Então, ela escreveu a esses contraparentes, pedindo que me hospedassem durante dez dias, e eles mandaram dizer que sim, com muito boa vontade. Tudo foi combinado, eu fiquei satisfeito e parti para Ribeirão Preto com um colega de São Paulo, também vagamente contraparente meu. Essa foi talvez a primeira grande viagem que fiz sem mamãe. Eu tinha dezesseis ou dezessete anos.4
Uma noite no hotel
Após uma longuíssima viagem de trem, cheguei a Ribeirão Preto e procurei a família que me daria hospedagem. Eles foram muito amáveis, mas o dono da casa me disse:
– Plinio, hoje não há quarto disponível, pois uma pessoa da família ainda está ocupando o lugar destinado a você. Amanhã ele vai para a fazenda e você vem dormir aqui, onde tudo será preparado para lhe receber.
Perguntei-lhe onde havia um bom hotel para passar uma noite, e ele me indicou o melhor da cidade. Era um hoteleco familiar, no qual se hospedavam estudantes de cidades menores do interior, bem como de São Paulo, que iam a Ribeirão Preto para o mesmo fim que eu.
Entretanto, quando lá cheguei, disseram-me que também não dispunham de nenhum quarto livre no hotel. Então tive uma ideia e pedi:
– Quero ver a lista de hóspedes, para verificar se conheço algum deles.
Comecei a ler a lista e, de fato, ali estavam os nomes de vários moços, amigos ou parentes meus. Entre eles havia um colega de São Paulo que eu conhecia bem, apesar de não ser propriamente meu amigo, pois frequentava a roda dos meus primos, razão pela qual tínhamos certa ligação, um tanto de longe, mas que me permitia mandar instalar uma cama no quarto dele, para dormir ali. Então eu disse:
– Esse aqui é meu amigo. Eu peço para porem uma cama no quarto dele, e durmo lá. Aqui está meu nome. Eu tomo a responsabilidade e pago minha diária, como se estivesse em quarto próprio. Quando ele chegar, avise-o de que não encontrei lugar e fui dormir no quarto dele. Ele não vai criar a menor dificuldade!
– Está bem.
Colocaram a cama. Ora, naquela noite ele ainda não havia chegado e eu percebi, por imponderáveis, que o meu colega e os outros conhecidos não estavam no hotel porque tinham ido para maus lugares.

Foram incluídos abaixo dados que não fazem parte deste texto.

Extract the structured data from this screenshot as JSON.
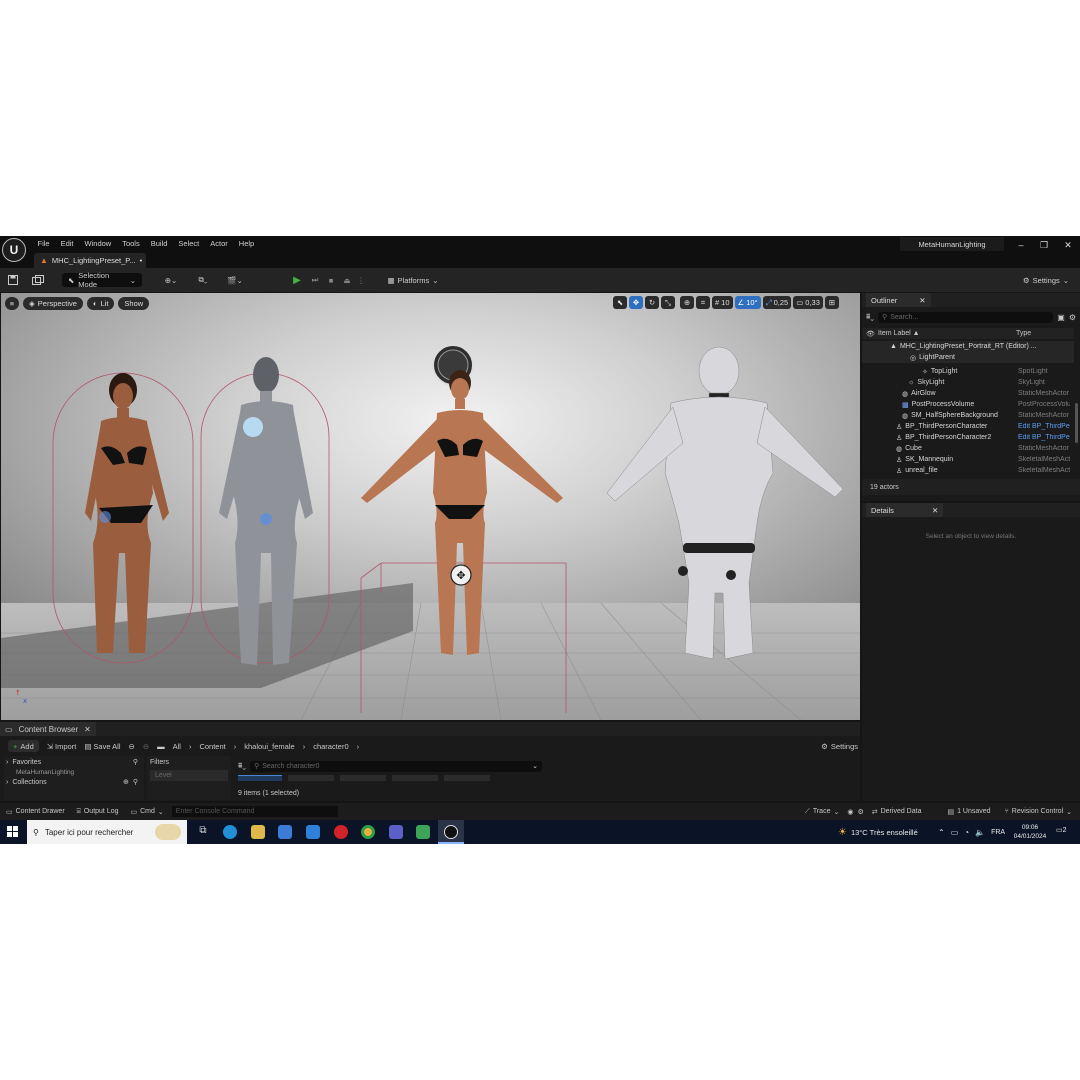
{
  "menubar": {
    "items": [
      "File",
      "Edit",
      "Window",
      "Tools",
      "Build",
      "Select",
      "Actor",
      "Help"
    ],
    "project": "MetaHumanLighting"
  },
  "level_tab": {
    "label": "MHC_LightingPreset_P...",
    "modified": "•"
  },
  "toolbar": {
    "selection_mode": "Selection Mode",
    "platforms": "Platforms",
    "settings": "Settings"
  },
  "viewport": {
    "perspective": "Perspective",
    "lit": "Lit",
    "show": "Show",
    "grid_size": "10",
    "rotation_snap": "10°",
    "scale_snap": "0,25",
    "camera_speed": "0,33"
  },
  "outliner": {
    "tab": "Outliner",
    "search_placeholder": "Search...",
    "col_label": "Item Label ▲",
    "col_type": "Type",
    "rows": [
      {
        "label": "MHC_LightingPreset_Portrait_RT (Editor) ...",
        "type": ""
      },
      {
        "label": "LightParent",
        "type": ""
      },
      {
        "label": "TopLight",
        "type": "SpotLight"
      },
      {
        "label": "SkyLight",
        "type": "SkyLight"
      },
      {
        "label": "AirGlow",
        "type": "StaticMeshActor"
      },
      {
        "label": "PostProcessVolume",
        "type": "PostProcessVolume"
      },
      {
        "label": "SM_HalfSphereBackground",
        "type": "StaticMeshActor"
      },
      {
        "label": "BP_ThirdPersonCharacter",
        "type": "Edit BP_ThirdPersonCharacter"
      },
      {
        "label": "BP_ThirdPersonCharacter2",
        "type": "Edit BP_ThirdPersonCharacter"
      },
      {
        "label": "Cube",
        "type": "StaticMeshActor"
      },
      {
        "label": "SK_Mannequin",
        "type": "SkeletalMeshActor"
      },
      {
        "label": "unreal_file",
        "type": "SkeletalMeshActor"
      }
    ],
    "actor_count": "19 actors"
  },
  "details": {
    "tab": "Details",
    "empty": "Select an object to view details."
  },
  "content_browser": {
    "tab": "Content Browser",
    "add": "Add",
    "import": "Import",
    "save_all": "Save All",
    "path": [
      "All",
      "Content",
      "khaloui_female",
      "character0"
    ],
    "settings": "Settings",
    "favorites": "Favorites",
    "folder": "MetaHumanLighting",
    "collections": "Collections",
    "filters": "Filters",
    "level_chip": "Level",
    "search_placeholder": "Search character0",
    "items_info": "9 items (1 selected)"
  },
  "statusbar": {
    "content_drawer": "Content Drawer",
    "output_log": "Output Log",
    "cmd": "Cmd",
    "console_placeholder": "Enter Console Command",
    "trace": "Trace",
    "derived_data": "Derived Data",
    "unsaved": "1 Unsaved",
    "revision_control": "Revision Control"
  },
  "taskbar": {
    "search": "Taper ici pour rechercher",
    "weather": "13°C  Très ensoleillé",
    "lang": "FRA",
    "time": "09:06",
    "date": "04/01/2024",
    "notif": "2"
  },
  "colors": {
    "accent_blue": "#2f6fc2",
    "play_green": "#3fb33f",
    "ue_orange": "#e27a1a",
    "link_blue": "#5b9cf0"
  }
}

Jantei e subi para dormir, muito cansado pela viagem. O quarto era grande e a cama do meu conhecido se encontrava no fundo, enquanto a minha estava mais próxima da porta.
Momentos de aflição
Quando me deitei, comecei a pensar e fiquei desconfiado: era muito provável que esse colega aparecesse no quarto do hotel com uma pessoa de maus costumes, pois era homem sem Fé, que não praticava os Mandamentos e levava uma vida completamente livre. Eu deveria ter pensado nisso antes, mas era uma hipótese com a qual, na minha inexperiência e ingenuidade, não tinha contado!
Então, disse comigo: “Agora, se for dormir em outro lugar, será pior ainda! E não posso passar a noite na rua… De maneira que vou pedir a ajuda de Nossa Senhora e, de manhã, quando acordar, o perigo já terá sido afastado”.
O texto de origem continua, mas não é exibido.